For Nik Gupta, director of hotels and car hires at metasearch site Skyscanner, the recovery has created growth opportunities, but it’s 'very fragile'.
“With what’s happening in the Middle East and Caucasus, all it takes is one little push to slide back into recession. You’ve got to start protecting assets, look at technology and ensure that you control it and do what you can do best. Your website is your window to the world,” he advised, pointing out that by ensuring daily changing content, adding reviews to hotel websites is an important SEO driver.
Although the mid-market is most at risk during recessions, the luxury segment has shown particular resilience.
“Every time we’ve had recessions or geopolitical issues, hotels in the luxury market have recovered within only 18 months,” said Paul Kerr, chief executive of Small Luxury Hotels of the World.
And in London, recovery time is even shorter, as Benjamin remembered. “London recovered in less than 18 months after 9/11 and 7/07. We took a blip but recovered very quickly.”
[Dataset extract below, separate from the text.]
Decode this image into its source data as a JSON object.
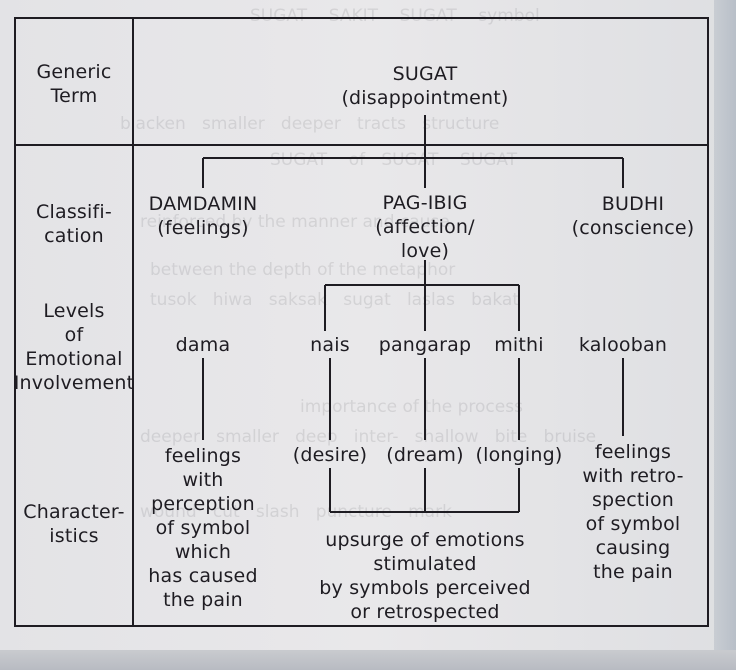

According to Benjamin, pricing still has room for growth. Across Topland’s mid-market portfolio in the provinces, average daily rate (ADR) stands at around £65, which he believes can be improved with revenue management systems, web exposure and marketing, but also by factoring in secondary revenue such as food and beverages or spa treatments.
Gupta explained that though rates are almost at the same level they were in 2006, costs have gone up, creating a drop in profitability.
“Distribution is going to be key, and that’s where independents will have a challenge compared to brands. They also need to embrace technology and go mobile. 89 per cent of users start their search on one platform and complete their booking on another platform, so you need to ensure that your users get the same experience across all platforms,” he said.